Growing a Poetry Family: Postcard From Bronxville, New York

by
Jean Hartig
4.30.09

Last Sunday, a group of poet friends and I made our yearly pilgrimage to our alma mater, Sarah Lawrence College, for the annual poetry festival organized by a coalition of graduate and undergraduate creative writing students. For the first time since 2005, the sky brightened for the weekend event (rainstorms had become a sort of Sadie Lou poetic tradition), which consisted of readings and discussions with established, emerging, and student poets. This year’s lineup included Jorie Graham, Rita Dove, Linda Gregg, Valzhyna Mort, C. K. Williams, and Mary Ruefle, among others.

We sat in the upper tier of the college’s green-designed Heimbold Auditorium for what felt like a mid-summer’s panel—the doors flung open letting natural light and balmy air into the space—on poetry and community. Poets Michael and Matthew Dickman joined Dorianne Laux and her husband Joseph Millar to talk about their “poetry family,” which came into being years ago after the twin brothers, posing as potential MFA students, contacted Laux at the University of Oregon, where she was teaching. Born out of the impulse not for friendship but something more like mentorship—“to sit at the feet of older poets whom we respected,” as Michael put it—the two sat down with Laux for a short meeting and wound up conversing for hours about reading and loved books. “Communities can grow out of anything,” said Matthew, who later mentioned his poetry-fueled friendships with “cooks, dishwashers, people who work at libraries.” In the case of his and his brother’s relationship with Laux, it grew out of a mutual “inner life of reading.”

The poets began visiting one another often, having established an instant bond as lovers of similar literature—“and it probably didn’t hurt that my brother is a really good cook,” Matthew added. They functioned as a kind of reading group, but began folding in writing exercises, as there was a certain appeal to making their time together about writing right now. “The blank page equalizes everything,” Michael said, suggesting that writers, no matter their level of experience, are all situated at the same stage when it comes to starting new work, and that newness—a vulnerable state—can be uniting, even among diverse groups.

And joining a diverse group is sometimes the only way to jump into community, I thought, recalling the first days of my own MFA program at Sarah Lawrence: the campus peppered with new faces telegraphing excitement, generosity, wariness, swaggering confidence, and that first open mike that exposed how very different all of our poetries were. “You have to be willing to look for community wherever you can find it,” said Millar, “not be proud, not be aloof, not be a stuck-up writer.” He noted that when he was a time-crunched father who had difficulty making mental space for writing, he began frequenting workshops made up of all different types of writers.
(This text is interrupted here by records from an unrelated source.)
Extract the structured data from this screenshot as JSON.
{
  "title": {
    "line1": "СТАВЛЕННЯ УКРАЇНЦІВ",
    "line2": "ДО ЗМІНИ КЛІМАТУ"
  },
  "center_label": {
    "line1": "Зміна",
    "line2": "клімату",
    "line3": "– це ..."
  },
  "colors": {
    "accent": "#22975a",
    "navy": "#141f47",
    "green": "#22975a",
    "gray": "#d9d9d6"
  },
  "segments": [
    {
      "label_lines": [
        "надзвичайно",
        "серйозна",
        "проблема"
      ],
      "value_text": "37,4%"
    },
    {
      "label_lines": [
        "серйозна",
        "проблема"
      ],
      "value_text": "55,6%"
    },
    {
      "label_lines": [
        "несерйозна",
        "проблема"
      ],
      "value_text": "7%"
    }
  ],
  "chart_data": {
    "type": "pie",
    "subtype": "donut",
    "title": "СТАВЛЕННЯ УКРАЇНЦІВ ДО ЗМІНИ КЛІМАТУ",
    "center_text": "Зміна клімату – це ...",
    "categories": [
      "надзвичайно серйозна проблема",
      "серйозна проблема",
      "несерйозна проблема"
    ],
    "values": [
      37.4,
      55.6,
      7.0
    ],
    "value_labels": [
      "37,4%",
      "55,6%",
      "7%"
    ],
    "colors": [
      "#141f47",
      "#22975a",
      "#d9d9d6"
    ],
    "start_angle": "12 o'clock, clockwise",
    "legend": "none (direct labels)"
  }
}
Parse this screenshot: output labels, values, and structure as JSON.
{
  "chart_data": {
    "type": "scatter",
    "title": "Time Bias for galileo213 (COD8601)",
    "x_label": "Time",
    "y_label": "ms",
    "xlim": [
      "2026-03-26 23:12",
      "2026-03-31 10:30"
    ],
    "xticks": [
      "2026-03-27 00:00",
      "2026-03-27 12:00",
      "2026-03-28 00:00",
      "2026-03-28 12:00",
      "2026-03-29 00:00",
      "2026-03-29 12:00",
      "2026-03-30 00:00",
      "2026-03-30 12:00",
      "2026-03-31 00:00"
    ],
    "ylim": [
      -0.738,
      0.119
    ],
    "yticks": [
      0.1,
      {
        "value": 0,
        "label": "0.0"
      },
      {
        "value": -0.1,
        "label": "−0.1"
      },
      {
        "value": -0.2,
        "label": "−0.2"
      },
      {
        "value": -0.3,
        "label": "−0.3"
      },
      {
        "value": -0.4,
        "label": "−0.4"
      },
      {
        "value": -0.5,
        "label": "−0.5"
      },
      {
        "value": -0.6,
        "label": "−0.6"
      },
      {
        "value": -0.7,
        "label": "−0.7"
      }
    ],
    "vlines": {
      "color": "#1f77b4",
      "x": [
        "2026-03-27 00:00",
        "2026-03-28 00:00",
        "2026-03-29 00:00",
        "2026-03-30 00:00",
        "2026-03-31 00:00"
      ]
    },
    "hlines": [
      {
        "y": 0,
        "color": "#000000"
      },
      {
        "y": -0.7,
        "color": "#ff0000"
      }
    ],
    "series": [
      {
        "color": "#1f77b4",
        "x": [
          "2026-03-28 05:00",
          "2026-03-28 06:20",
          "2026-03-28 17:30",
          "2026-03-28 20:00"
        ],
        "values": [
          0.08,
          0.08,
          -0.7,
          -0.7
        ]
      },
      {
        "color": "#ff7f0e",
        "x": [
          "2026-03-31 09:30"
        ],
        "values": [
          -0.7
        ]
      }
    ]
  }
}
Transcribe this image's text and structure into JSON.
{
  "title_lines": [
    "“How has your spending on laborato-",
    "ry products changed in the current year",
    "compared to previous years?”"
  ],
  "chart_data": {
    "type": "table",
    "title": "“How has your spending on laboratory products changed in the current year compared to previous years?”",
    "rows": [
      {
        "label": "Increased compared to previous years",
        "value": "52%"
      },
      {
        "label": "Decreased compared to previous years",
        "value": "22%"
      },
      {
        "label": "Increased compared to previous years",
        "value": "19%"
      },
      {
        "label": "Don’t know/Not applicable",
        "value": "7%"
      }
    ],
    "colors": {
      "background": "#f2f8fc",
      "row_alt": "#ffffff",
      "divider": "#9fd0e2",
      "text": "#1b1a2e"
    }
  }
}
With people expecting work each week, it was only natural to get writing again.

“The most important thing about going to an MFA program is your peer group,” said Laux, touching on the importance of finding people who are critical of your work because they trust that your projects—your art—is valuable, champions who support what you are doing. And after the MFA, when the community usually endures a physical split? Social networking communities, blogs, and other online media—at least according to Laux and Matthew—can help keep the community spirit alive.  

Laux talked about Millar’s aversion to hearing how many fans he had on the Facebook fan page she created for him—when the number was fifty, Laux said, laughing, he asked her if he should send each a note, and when it jumped to two hundred, he no longer wanted to hear about the thing. Michael expressed his inability, or lack of desire, to “keep up on things like this,” and went on to air his view on blogs, which was gleefully refreshing. I’ve read very few,” he began, “and I tend to hate them,” saying that “they look so slick and professional—but they’re not!” After Millar begged him not to hold back, Michael went on to question the value of many bloggers’ trademark community-busting cynicism and cattiness, saying, “There’s so much space between [the blogger] and whoever’s reading. There’s no accountability.” Matthew chimed in with a knock to the “Google-brained sarcasm” prevalent in the blogosphere.

Returning to the theme of using time together to write, someone suggested Millar hit us with one of the writing exercises he’s come up with as a way to engage the twins, Laux, and any other guests who come to visit their home. A mass shuffle ensued as the audience members who weren’t already taking copious notes rifled for pens and notebooks.

“The words are blanket, air, black, throat, damp, road, dust, and you have to have something to eat in there,” Millar instructed us. “You have to have a time of year—like a haiku. And you have to have the phrase ‘jump on it.’” Some sighs of disappointment—including my own—rose from the audience as the moderator noted that we were out of time and we wouldn’t be writing just then. But when I approached Laux and Millar in the lobby after the reading, and my friends and I thanked them for sharing their conversation with us and for the prompt, Laux insisted we send her our poems, and I had a feeling they’d be delighted to hear from anyone who tackled the exercise. Founded by simple gestures of mutual respect—and a generous love of the art—communities, writer friendships, families, and other systems of support are always waiting to be written into existence.